GAZA CITY, Gaza Strip — Palestinian farmer Ramadan al-Masry faced fear and anxiety as he harvested wheat and barley earlier this month on his land east of Gaza City, his eyes closely watching the movement of Israeli soldiers deployed along the border.
Angst seems to be the name of the game for Palestinian farmers within the buffer zone between Gaza and Israel, which measures 300 meters (328 yards) inside the Gaza border. Farmers fear what they say is constant shooting from Israeli forces openly defying a truce agreement signed in August 2014 between the Palestinian resistance and Israel in a bid to end the 2014 war on Gaza.
On May 1, Israeli Army Radio announced that the Israeli army would allow Gaza farmers to access areas close to the border to harvest their crops, in cooperation with the United Nations in the Gaza Strip under supervision of the International Committee of the Red Cross (ICRC).
Despite this understanding, however, Israeli forces continued shooting once in a while. On May 12, they fired on farmers and workers harvesting wheat in Khuza’a, east of Khan Yunis, south of the Gaza Strip.
Masry, his wife and six children harvested wheat and barley from their half-acre, which lies about 200 meters (219 yards) from the border. “We cannot work for more than two hours straight, out of fear of being shot,” he told Al-Monitor.
“The Israeli army prevented us from using machinery to harvest our crops; it only allowed us to use sickles. This slows down the harvest process and makes it harder. Despite our commitment to these instructions, we often get shot for no apparent reason."
In 2015, the Israeli army opened fire 194 times along the border line of the Gaza Strip. It also made 44 incursions, according to the annual report on the most prominent Israeli violations issued by the Hemaya Center for Human Rights in January.
In eastern Khan Yunis, farmer Rafik al-Najjar harvested his wheat crop with four workers. “This is our last hour of wheat harvest reaping. We made it safely,” he sighed with relief.
Najjar told Al-Monitor he began to harvest the crops in early May after he heard Israel was allowing farmers access to the zone.
“However, Israel did not allow us to reap our agricultural crops, and it made incursions into the buffer zone on May 4,” he added.
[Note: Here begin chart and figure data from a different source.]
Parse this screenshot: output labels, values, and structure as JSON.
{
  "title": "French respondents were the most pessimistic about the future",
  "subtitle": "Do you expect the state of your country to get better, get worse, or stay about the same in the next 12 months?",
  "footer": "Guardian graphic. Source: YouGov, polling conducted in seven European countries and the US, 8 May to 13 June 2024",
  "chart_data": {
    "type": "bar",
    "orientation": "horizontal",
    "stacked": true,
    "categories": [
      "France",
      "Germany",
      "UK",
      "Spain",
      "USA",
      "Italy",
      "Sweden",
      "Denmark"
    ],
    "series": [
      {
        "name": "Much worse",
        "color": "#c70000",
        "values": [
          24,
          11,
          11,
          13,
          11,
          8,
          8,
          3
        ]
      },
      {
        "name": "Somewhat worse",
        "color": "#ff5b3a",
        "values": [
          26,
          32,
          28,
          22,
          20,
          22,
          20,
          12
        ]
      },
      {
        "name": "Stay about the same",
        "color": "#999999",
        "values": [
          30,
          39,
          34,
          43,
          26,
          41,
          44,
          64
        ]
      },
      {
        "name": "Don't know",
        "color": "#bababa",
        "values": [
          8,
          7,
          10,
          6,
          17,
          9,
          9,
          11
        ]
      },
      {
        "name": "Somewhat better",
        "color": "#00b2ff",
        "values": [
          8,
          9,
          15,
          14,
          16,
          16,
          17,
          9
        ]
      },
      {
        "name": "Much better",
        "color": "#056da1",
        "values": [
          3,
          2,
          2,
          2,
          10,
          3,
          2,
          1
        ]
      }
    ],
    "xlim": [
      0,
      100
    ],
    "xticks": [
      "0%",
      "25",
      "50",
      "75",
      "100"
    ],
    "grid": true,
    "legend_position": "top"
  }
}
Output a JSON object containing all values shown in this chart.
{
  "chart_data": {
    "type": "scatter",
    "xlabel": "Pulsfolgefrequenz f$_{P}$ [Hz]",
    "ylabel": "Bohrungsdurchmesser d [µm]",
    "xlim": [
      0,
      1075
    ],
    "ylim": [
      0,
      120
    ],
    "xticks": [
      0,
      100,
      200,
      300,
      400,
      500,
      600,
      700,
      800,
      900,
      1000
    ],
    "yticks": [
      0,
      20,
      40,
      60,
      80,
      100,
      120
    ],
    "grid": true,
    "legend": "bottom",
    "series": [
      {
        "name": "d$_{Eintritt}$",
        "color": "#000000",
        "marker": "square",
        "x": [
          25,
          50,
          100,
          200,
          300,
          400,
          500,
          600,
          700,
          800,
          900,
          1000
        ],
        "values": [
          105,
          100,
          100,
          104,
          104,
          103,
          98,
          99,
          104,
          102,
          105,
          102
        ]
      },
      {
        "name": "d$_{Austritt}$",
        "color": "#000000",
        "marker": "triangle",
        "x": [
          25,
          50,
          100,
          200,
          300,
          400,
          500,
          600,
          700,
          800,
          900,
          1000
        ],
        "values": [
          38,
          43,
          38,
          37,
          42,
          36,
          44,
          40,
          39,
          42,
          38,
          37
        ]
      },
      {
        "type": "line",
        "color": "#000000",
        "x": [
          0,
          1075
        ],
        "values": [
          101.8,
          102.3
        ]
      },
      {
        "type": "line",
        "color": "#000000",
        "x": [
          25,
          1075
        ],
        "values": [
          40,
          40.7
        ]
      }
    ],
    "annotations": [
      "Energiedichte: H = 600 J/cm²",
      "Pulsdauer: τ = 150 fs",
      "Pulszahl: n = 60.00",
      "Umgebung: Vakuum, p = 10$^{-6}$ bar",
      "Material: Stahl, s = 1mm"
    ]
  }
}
On May 4, the eastern border of the Gaza Strip saw a military escalation unprecedented since the end of the latest war on Gaza. Israeli military vehicles crossed about 150 meters (164 yards) into the eastern border of the southern Gaza provinces in a bid to deploy soldiers. In response, the Palestinian resistance pounded these vehicles with mortar fire.
Ismail Haniyeh, deputy head of Hamas’ political bureau, commented on the incursions during his Friday sermon May 6 in the central Gaza Strip. “The resistance will not allow the occupation to impose a new equation, neither within the Gaza border nor in the buffer zone,” he said.
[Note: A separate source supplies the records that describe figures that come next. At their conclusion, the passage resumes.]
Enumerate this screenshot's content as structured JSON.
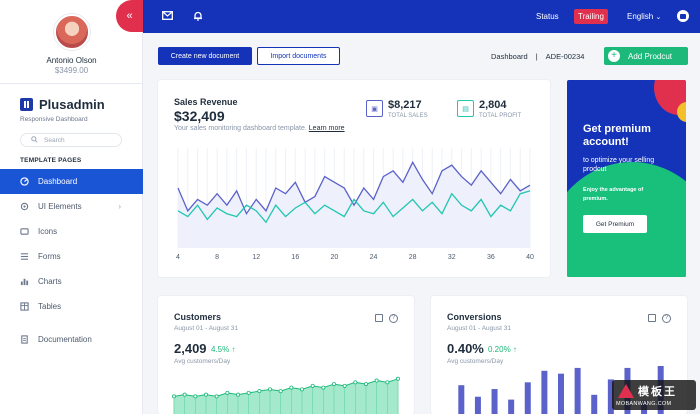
{
  "profile": {
    "name": "Antonio Olson",
    "amount": "$3499.00"
  },
  "brand": {
    "name": "Plusadmin",
    "subtitle": "Responsive Dashboard"
  },
  "search": {
    "placeholder": "Search"
  },
  "sidebar": {
    "section_label": "TEMPLATE PAGES",
    "items": [
      {
        "label": "Dashboard",
        "icon": "dashboard-icon",
        "active": true
      },
      {
        "label": "UI Elements",
        "icon": "ui-elements-icon",
        "has_submenu": true
      },
      {
        "label": "Icons",
        "icon": "icons-icon"
      },
      {
        "label": "Forms",
        "icon": "forms-icon"
      },
      {
        "label": "Charts",
        "icon": "charts-icon"
      },
      {
        "label": "Tables",
        "icon": "tables-icon"
      }
    ],
    "documentation": "Documentation"
  },
  "topbar": {
    "status": "Status",
    "trailing": "Trailing",
    "language": "English",
    "colors": {
      "bar": "#1433b8",
      "badge": "#e0304e"
    }
  },
  "toolbar": {
    "create_label": "Create new document",
    "import_label": "Import documents",
    "breadcrumb_page": "Dashboard",
    "breadcrumb_sep": "|",
    "breadcrumb_id": "ADE-00234",
    "add_label": "Add Prodcut"
  },
  "sales": {
    "title": "Sales Revenue",
    "value": "$32,409",
    "subtitle": "Your sales monitoring dashboard template.",
    "learn_more": "Learn more",
    "total_sales_value": "$8,217",
    "total_sales_label": "TOTAL SALES",
    "total_profit_value": "2,804",
    "total_profit_label": "TOTAL PROFIT"
  },
  "premium": {
    "title": "Get premium account!",
    "text": "to optimize your selling prodcut",
    "small": "Enjoy the advantage of premium.",
    "button": "Get Premium"
  },
  "customers": {
    "title": "Customers",
    "date": "August 01 - August 31",
    "value": "2,409",
    "change": "4.5% ↑",
    "label": "Avg customers/Day"
  },
  "conversions": {
    "title": "Conversions",
    "date": "August 01 - August 31",
    "value": "0.40%",
    "change": "0.20% ↑",
    "label": "Avg customers/Day"
  },
  "watermark": {
    "top": "模板王",
    "bottom": "MOBANWANG.COM"
  },
  "chart_data": [
    {
      "type": "line",
      "x": [
        4,
        5,
        6,
        7,
        8,
        9,
        10,
        11,
        12,
        13,
        14,
        15,
        16,
        17,
        18,
        19,
        20,
        21,
        22,
        23,
        24,
        25,
        26,
        27,
        28,
        29,
        30,
        31,
        32,
        33,
        34,
        35,
        36,
        37,
        38,
        39,
        40
      ],
      "x_ticks": [
        4,
        8,
        12,
        16,
        20,
        24,
        28,
        32,
        36,
        40
      ],
      "series": [
        {
          "color": "#5b62c9",
          "values": [
            46,
            38,
            42,
            40,
            44,
            40,
            45,
            37,
            42,
            38,
            46,
            44,
            48,
            41,
            43,
            50,
            48,
            46,
            40,
            46,
            42,
            50,
            52,
            48,
            55,
            49,
            44,
            52,
            54,
            50,
            47,
            52,
            48,
            44,
            49,
            45,
            47
          ]
        },
        {
          "color": "#22c6b2",
          "values": [
            38,
            36,
            40,
            35,
            39,
            37,
            36,
            40,
            38,
            34,
            40,
            36,
            39,
            41,
            37,
            40,
            38,
            36,
            42,
            38,
            37,
            41,
            36,
            39,
            42,
            38,
            41,
            37,
            44,
            40,
            38,
            42,
            36,
            40,
            38,
            44,
            45
          ]
        }
      ]
    },
    {
      "type": "area",
      "color": "#1db97a",
      "values": [
        40,
        41,
        40,
        41,
        40,
        42,
        41,
        42,
        43,
        44,
        43,
        45,
        44,
        46,
        45,
        47,
        46,
        48,
        47,
        49,
        48,
        50
      ]
    },
    {
      "type": "bar",
      "color": "#5b62c9",
      "values": [
        30,
        18,
        26,
        15,
        33,
        45,
        42,
        48,
        20,
        36,
        48,
        14,
        50
      ]
    }
  ]
}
On May 7, the Israeli forces’ incursions ended and so did the confrontations with the resistance. This allowed farmers to return to harvesting, although the reprieve was short-lived: The army soon resumed sporadic but frequent firing on farmers.
“Despite the end of the military escalation, farmers are still working amid concerns because of the daily firing incidents from military towers along the Gaza border,” Najjar added.
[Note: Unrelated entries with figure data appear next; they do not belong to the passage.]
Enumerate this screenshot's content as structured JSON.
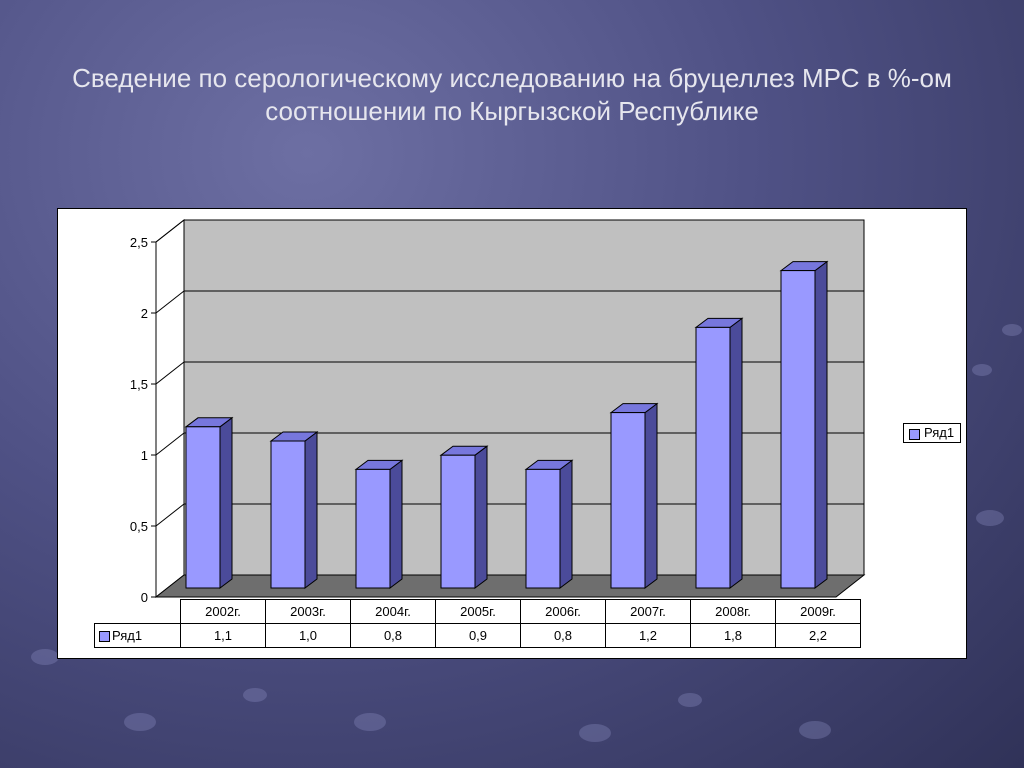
{
  "slide": {
    "title": "Сведение по серологическому исследованию на бруцеллез МРС в %-ом соотношении по Кыргызской Республике"
  },
  "colors": {
    "bar_front": "#9999ff",
    "bar_side": "#4b4b9a",
    "bar_top": "#7777dd",
    "wall": "#c0c0c0",
    "floor": "#6e6e6e"
  },
  "chart_data": {
    "type": "bar",
    "categories": [
      "2002г.",
      "2003г.",
      "2004г.",
      "2005г.",
      "2006г.",
      "2007г.",
      "2008г.",
      "2009г."
    ],
    "series": [
      {
        "name": "Ряд1",
        "values": [
          1.1,
          1.0,
          0.8,
          0.9,
          0.8,
          1.2,
          1.8,
          2.2
        ]
      }
    ],
    "value_labels": [
      "1,1",
      "1,0",
      "0,8",
      "0,9",
      "0,8",
      "1,2",
      "1,8",
      "2,2"
    ],
    "ylim": [
      0,
      2.5
    ],
    "yticks": [
      0,
      0.5,
      1,
      1.5,
      2,
      2.5
    ],
    "ytick_labels": [
      "0",
      "0,5",
      "1",
      "1,5",
      "2",
      "2,5"
    ],
    "grid": true,
    "legend_position": "right",
    "data_table": true,
    "style": "3d-column"
  }
}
The ICRC has not issued any media statements about the recent Israeli violations, and Al-Monitor could not reach ICRC officials for comment.
Medhat Helles, advocacy and media programs coordinator at the Agricultural Development Association in Gaza, told Al-Monitor, “Israel only allowed farmers to reap crops for a limited period of time, ending with the end of the wheat and barley harvest season, which does not exceed a week.”
He added, "Even still, farmers fear for their lives and are not working freely due to the repeated shootings taking place." He noted that the risk of fire does not stop at 300 meters, but can reach up to a kilometer (about half a mile).
According to Helles, Israeli soldiers asked farmers to stay 100 meters away from the border when harvesting crops in the buffer zone.
The buffer zone measures 22,500 acres and accounts for 25% of total agricultural production in the Gaza Strip, said Nizar al-Wahidi, the Land and Irrigation Department director in the Gaza Ministry of Agriculture.
“Ever since the end of the latest war on Gaza, Israel allowed farmers to cultivate this zone using short crops that do not grow higher than 80 centimeters [2.6 feet] such as wheat and barley, as it forbids them from establishing greenhouses or buildings there,” Wahidi told Al-Monitor.
He pointed out that after the truce was signed in 2014, farmers were able to return to the buffer zone to rehabilitate and cultivate their land. This led to a boom in agricultural production in Gaza. However, the Israeli army began shooting at farmers again in mid-2015, making them afraid to work.
For Helles, the buffer zone lands are among the most fertile and vital agricultural lands in Gaza, but they are not optimally exploited. Farmers prefer not to invest in the land because of the Israeli policies.